The health authority is collecting evidence to prove the research results, but marketing of these products in China will not be curtailed before it has enough proof, the officials said.

Attention was aroused yesterday when the Guangzhou Evening News newspaper quoted research published earlier this month by US-based Healthcare Without Harm, a coalition advocating environmental practices of the health care industry.

According to the research, 34 top brand cosmetics on sale in Sweden and Britain contain phthalates, chemicals likely to result in cancers and infertility. Products covered in the research include the perfumes of Lancome's Tresor, Christian Dior's Poison, Channel No. 5 and Calvin Klein's Eternity.

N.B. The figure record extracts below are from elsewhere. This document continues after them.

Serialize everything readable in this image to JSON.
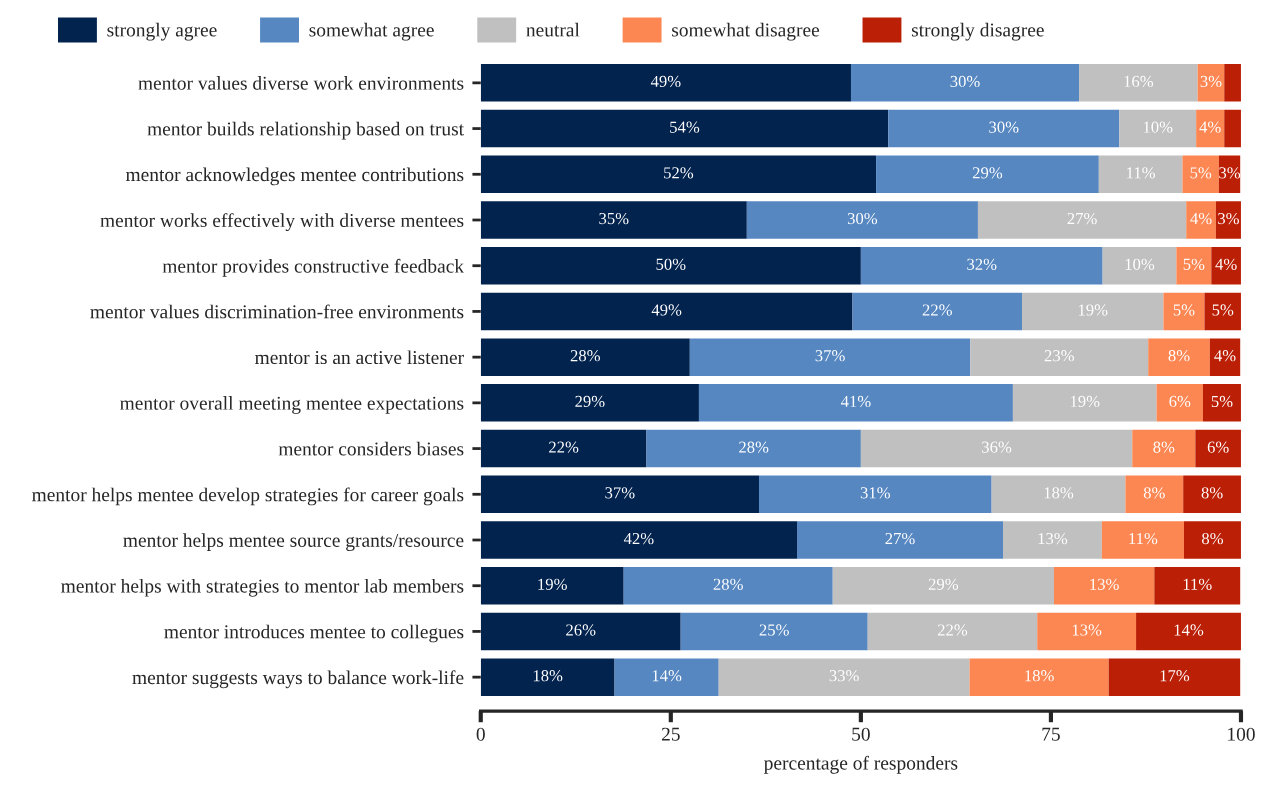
{
  "chart_data": {
    "type": "bar",
    "orientation": "horizontal",
    "stacked": true,
    "xlabel": "percentage of responders",
    "categories": [
      "mentor values diverse work environments",
      "mentor builds relationship based on trust",
      "mentor acknowledges mentee contributions",
      "mentor works effectively with diverse mentees",
      "mentor provides constructive feedback",
      "mentor values discrimination-free environments",
      "mentor is an active listener",
      "mentor overall meeting mentee expectations",
      "mentor considers biases",
      "mentor helps mentee develop strategies for career goals",
      "mentor helps mentee source grants/resource",
      "mentor helps with strategies to mentor lab members",
      "mentor introduces mentee to collegues",
      "mentor suggests ways to balance work-life"
    ],
    "series": [
      {
        "name": "strongly agree",
        "color": "#03234f",
        "values": [
          48.7,
          53.6,
          52.0,
          35.0,
          50.0,
          48.9,
          27.5,
          28.7,
          21.8,
          36.6,
          41.6,
          18.8,
          26.3,
          17.6
        ],
        "value_labels": [
          "49%",
          "54%",
          "52%",
          "35%",
          "50%",
          "49%",
          "28%",
          "29%",
          "22%",
          "37%",
          "42%",
          "19%",
          "26%",
          "18%"
        ]
      },
      {
        "name": "somewhat agree",
        "color": "#5687c1",
        "values": [
          30.0,
          30.4,
          29.3,
          30.4,
          31.8,
          22.3,
          36.9,
          41.3,
          28.2,
          30.6,
          27.1,
          27.5,
          24.6,
          13.7
        ],
        "value_labels": [
          "30%",
          "30%",
          "29%",
          "30%",
          "32%",
          "22%",
          "37%",
          "41%",
          "28%",
          "31%",
          "27%",
          "28%",
          "25%",
          "14%"
        ]
      },
      {
        "name": "neutral",
        "color": "#c0c0c0",
        "values": [
          15.6,
          10.1,
          11.0,
          27.4,
          9.7,
          18.6,
          23.4,
          18.9,
          35.7,
          17.6,
          13.0,
          29.1,
          22.3,
          33.0
        ],
        "value_labels": [
          "16%",
          "10%",
          "11%",
          "27%",
          "10%",
          "19%",
          "23%",
          "19%",
          "36%",
          "18%",
          "13%",
          "29%",
          "22%",
          "33%"
        ]
      },
      {
        "name": "somewhat disagree",
        "color": "#fc8753",
        "values": [
          3.5,
          3.7,
          4.8,
          3.9,
          4.6,
          5.4,
          8.1,
          6.1,
          8.3,
          7.6,
          10.8,
          13.2,
          13.0,
          18.3
        ],
        "value_labels": [
          "3%",
          "4%",
          "5%",
          "4%",
          "5%",
          "5%",
          "8%",
          "6%",
          "8%",
          "8%",
          "11%",
          "13%",
          "13%",
          "18%"
        ]
      },
      {
        "name": "strongly disagree",
        "color": "#bb1f05",
        "values": [
          2.2,
          2.2,
          2.8,
          3.3,
          3.9,
          4.8,
          4.0,
          5.0,
          6.0,
          7.6,
          7.5,
          11.3,
          13.8,
          17.3
        ],
        "value_labels": [
          null,
          null,
          "3%",
          "3%",
          "4%",
          "5%",
          "4%",
          "5%",
          "6%",
          "8%",
          "8%",
          "11%",
          "14%",
          "17%"
        ]
      }
    ],
    "xlim": [
      0,
      100
    ],
    "xticks": [
      0,
      25,
      50,
      75,
      100
    ],
    "legend": "top",
    "grid": false
  }
}
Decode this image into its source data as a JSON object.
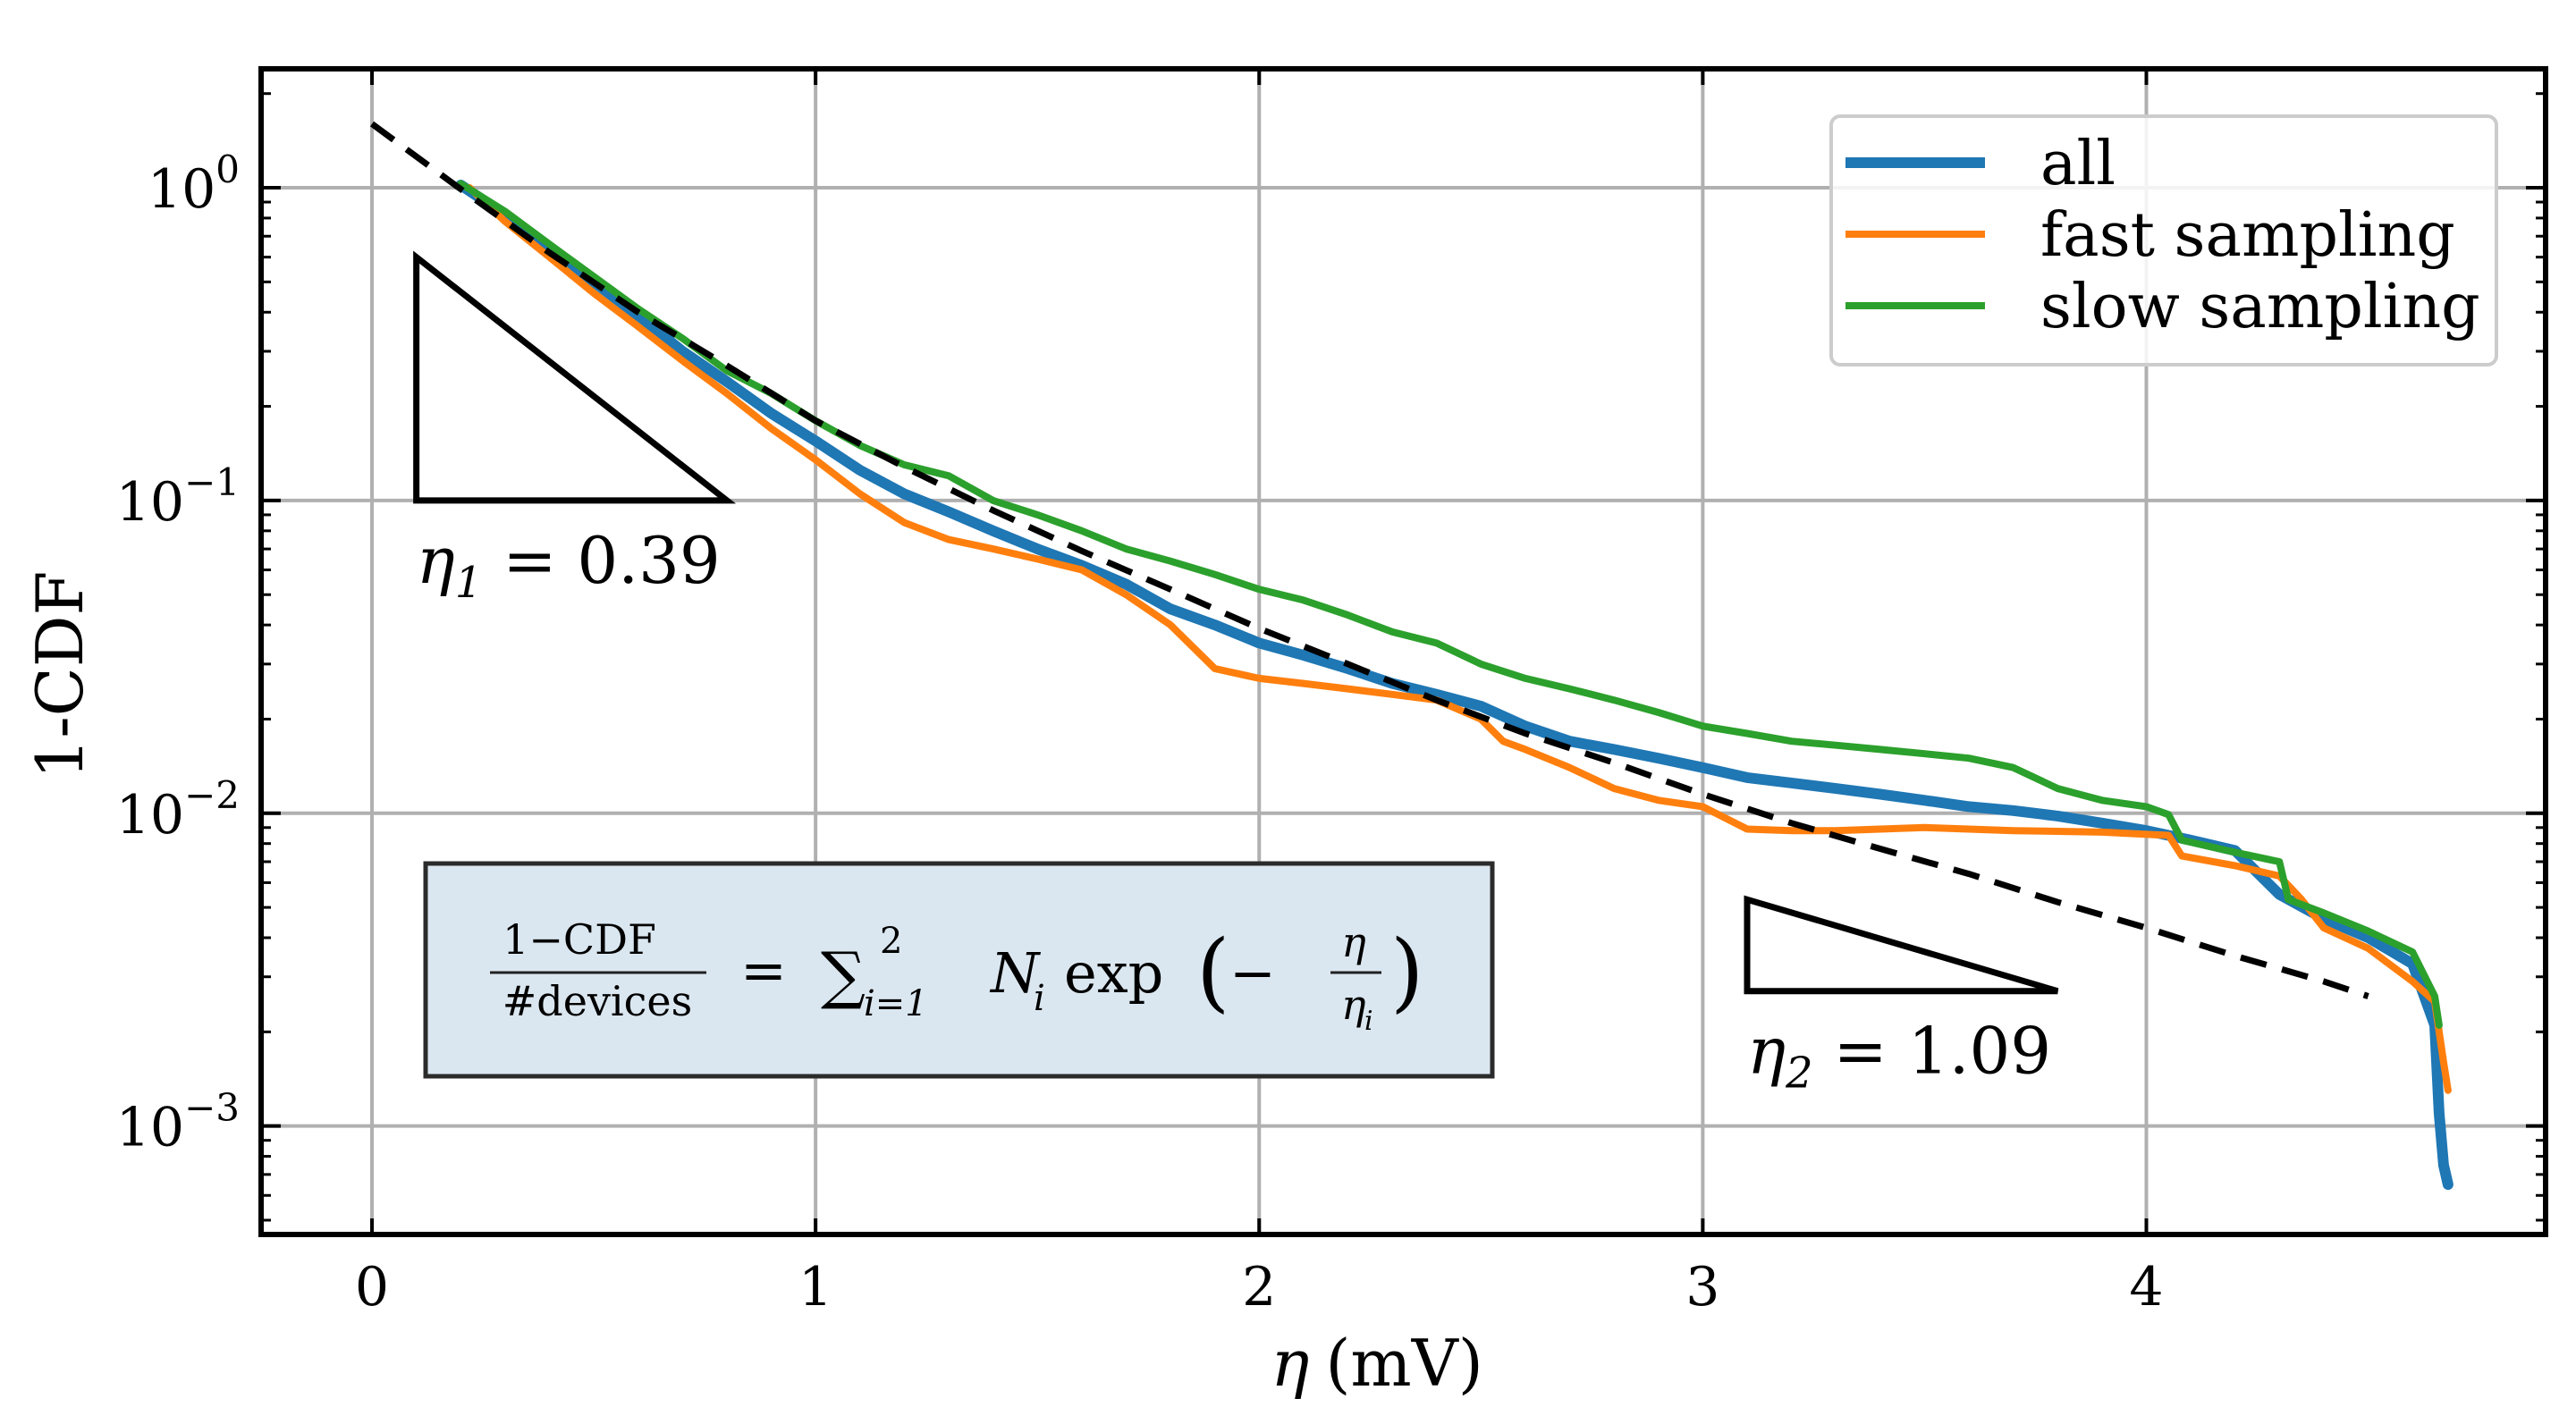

With similar constitutions to vegetable oil, phthalates are incorporated into products as plasticizers to make them durable and more resistant to breaking, according to www.phthalates.org. In perfumes they are used to make the fragrance linger longer.

Chinese customers have responded quickly to the poison report, according to cosmetics companies.

A worker at Christian Dior's Beijing office said the phone lines haven't stopped since yesterday with customers asking questions about the report. She said she has called the company's China headquarters in Shanghai to probe into the report.

Other cosmetics companies also said they have received calls from local customers.

Customers seem to be over-reacting, however, according to officials of the China Association of Flavor, Fragrance and Cosmetics Industry (CAFFCI), who said they haven't yet received complaints about poison in the 34 listed products.

"Since the research was conducted on animals, it's too early to say if they will have the same effect on human beings," they said.

According to www.phthalate.org, which is sponsored by Phthalate Esters Panel (the Panel) of the American Chemistry Council, phthalates are safe for daily use. PEP says if phthalates make their way into the human body, they don't accumulate in animals or humans, they break down quickly and are excreted.

The panel is composed of all major manufacturers and some users of the primary phthalate esters in commerce in the United States.